AI market bears also flag that circular investment flows risk inflating valuations without immediate utility, reminiscent of the dot-com era, and warn that crashes could occur as overbuilt infrastructure struggles to deliver returns.
The bulls, however, argue the AI boom is real. Rapid adoption, rising token usage, and transformative applications suggest genuine demand. Current investments are laying the foundation for a long-term AI-powered economy, akin to the chaotic early investments during the industrial revolution that ultimately yielded lasting societal and economic shifts.
Amid this uncertainty, some market watchers suggest the more durable opportunity lies beneath the surface – in the systems that power AI.
Utilities, pipelines, rail networks, data centres, and telecommunications towers are the backbone of everyday life and now, increasingly, of AI itself. Their revenue streams are typically regulated, stable, and far less volatile than those of AI companies chasing growth targets and investor hype.

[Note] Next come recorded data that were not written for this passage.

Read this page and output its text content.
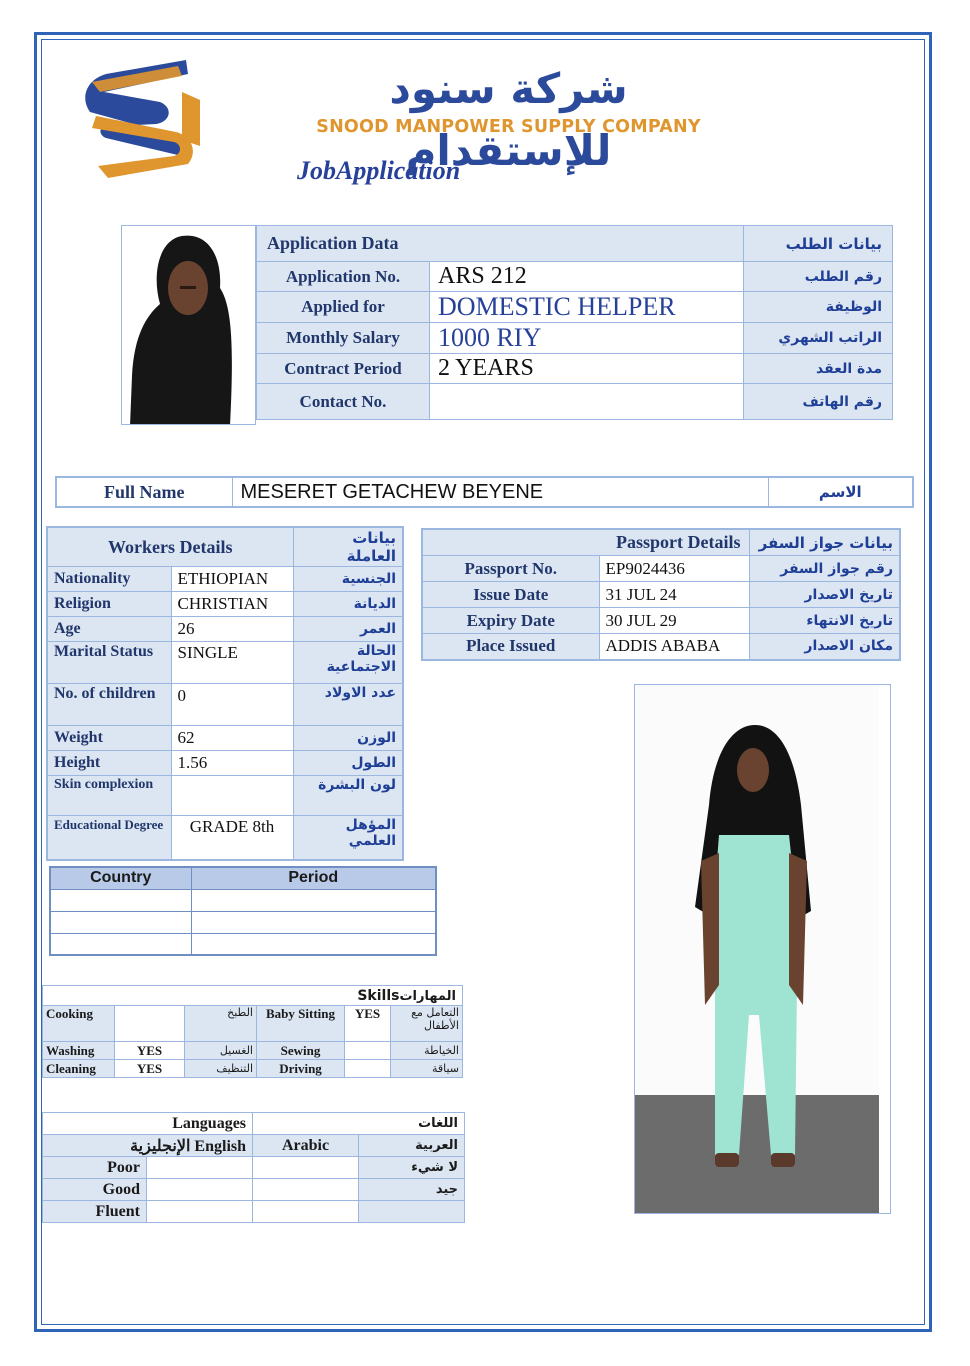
شركة سنود للإستقدام
SNOOD MANPOWER SUPPLY COMPANY
JobApplication
Application Data		بيانات الطلب
Application No.	ARS 212	رقم الطلب
Applied for	DOMESTIC HELPER	الوظيفة
Monthly Salary	1000 RIY	الراتب الشهري
Contract Period	2 YEARS	مدة العقد
Contact No.		رقم الهاتف
Full Name	MESERET GETACHEW BEYENE	الاسم
Workers Details		بيانات العاملة
Nationality	ETHIOPIAN	الجنسية
Religion	CHRISTIAN	الديانة
Age	26	العمر
Marital Status	SINGLE	الحالة الاجتماعية
No. of children	0	عدد الاولاد
Weight	62	الوزن
Height	1.56	الطول
Skin complexion		لون البشرة
Educational Degree	GRADE 8th	المؤهل العلمي
Passport Details		بيانات جواز السفر
Passport No.	EP9024436	رقم جواز السفر
Issue Date	31 JUL 24	تاريخ الاصدار
Expiry Date	30 JUL 29	تاريخ الانتهاء
Place Issued	ADDIS ABABA	مكان الاصدار
Country	Period

Skillsالمهارات					
Cooking		الطبخ	Baby Sitting	YES	التعامل مع الأطفال
Washing	YES	الغسيل	Sewing		الخياطة
Cleaning	YES	التنظيف	Driving		سياقة
Languages		اللغات	
الإنجليزية English		Arabic	العربية
Poor			لا شيء
Good			جيد
Fluent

The surge in AI adoption is already driving energy demand. Data centre electricity consumption in the United States, under some projections, is expected to rise threefold by 2030 as hyperscale operators expand their computing infrastructure. Utilities and power providers stand to benefit directly, with long-term contracts offering predictable cash flow even if AI growth slows. Public and private infrastructure alike offer strong returns, with public assets providing liquidity and private holdings giving exposure to regulated sectors. Beyond AI, pipelines, railroads, and nuclear and renewable energy projects offer additional growth avenues.
For investors bullish on AI, the question is no longer just which AI stock to buy, but which foundational assets will sustain the AI boom. By focusing on the infrastructure underpinning this technology, portfolios can capture growth while cushioning volatility – a defensive yet forward-looking strategy in an era of both excitement and caution around AI.
Below those assets and utilities are even more foundational investment options into commodities such as copper, for example – demand for which may lift in line with expanding data centres and energy demand. Consider, for example, that because AI data centres will need such vast amounts of power, that will in turn require immense quantities of copper for power distribution, cabling, and cooling systems, but that copper supply is, to an extent, constrained due to aging mines and long, complex, and often difficult permitting processes for new projects. So influential may the AI boom be to copper that some analysts no longer view it solely as a cyclical industrial metal, but rather a critical strategic asset that may snap out of its historical price patterns – although constrained demand and high prices may also incentivise developing copper alternatives.
The upshot is very much that for investors looking to get into the AI boom, but concerned at the outlook and valuations of specific AI companies, there are alternatives that offer exposure to the phenomenon but at a different risk profile than buying into AI firms directly.